Meticulous finishing may have been one of the specialties of the original Glashütte watchmakers, but complications are the yardstick by which many collectors measure brands. Many complicated mechanisms were built in old Glashütte, but most were derived from Swiss designs. This inconvenient piece of history has not stopped either of the town’s two premier manufacturers from developing an interesting spin on complicated watchmaking, and this may be the most important modern update to the story of Glashütte watchmaking. The town’s freedom from the sometimes stifling Swiss watchmaking tradition has allowed the designers at the two brands to put a uniquely Germanic stamp on complications: Functionality is everything.

 

“Instead of re-creating the same thing over again, we try to make something new and useful,” says Helmut Geyer, head of movement design at Lange. The approach can be seen in something as simple as the outsize date on the company’s signature Lange 1 wristwatch, or the unpretentious but eminently practical zeroreset function in the company’s automatic calibers. Used together in a watch such as the Langematik Perpetual, the combination makes for one of the most user-friendly perpetual calendar watches in production.

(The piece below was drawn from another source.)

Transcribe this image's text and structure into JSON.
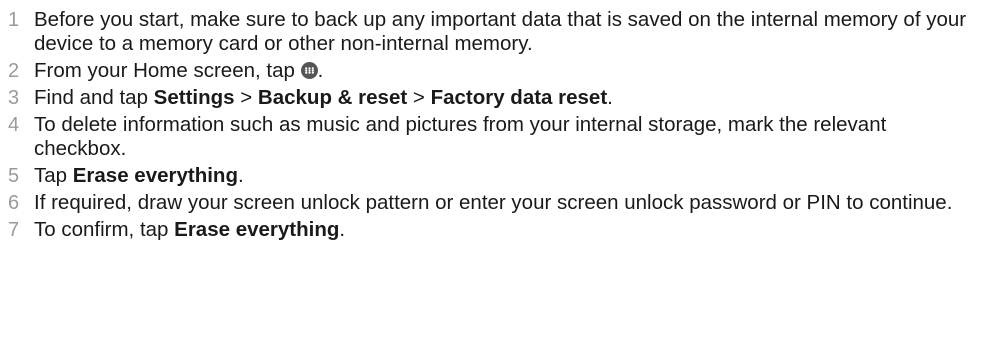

Glashütte Original offers its own interpretation of utility with recent models such as the PanoRetroGraph, a much-praised chronograph that also counts backward. The entire PanoDate line, from appearance to function, is characteristic of the emerging spirit of German utilitarian watchmaking.

The similarities in appearance and function of the companies’ watches have done little to quell their rivalry. In the trenches, much attention is paid to which company was first with this or that feature, but to focus on these debates is to lose sight of the greater achievements of the two firms. Both have become esteemed luxury watchmakers that have advanced the stature of their native town far beyond what it had been in its previous glory days. The Glashütte watches are now more German than ever, and this has to be more than either could have hoped for.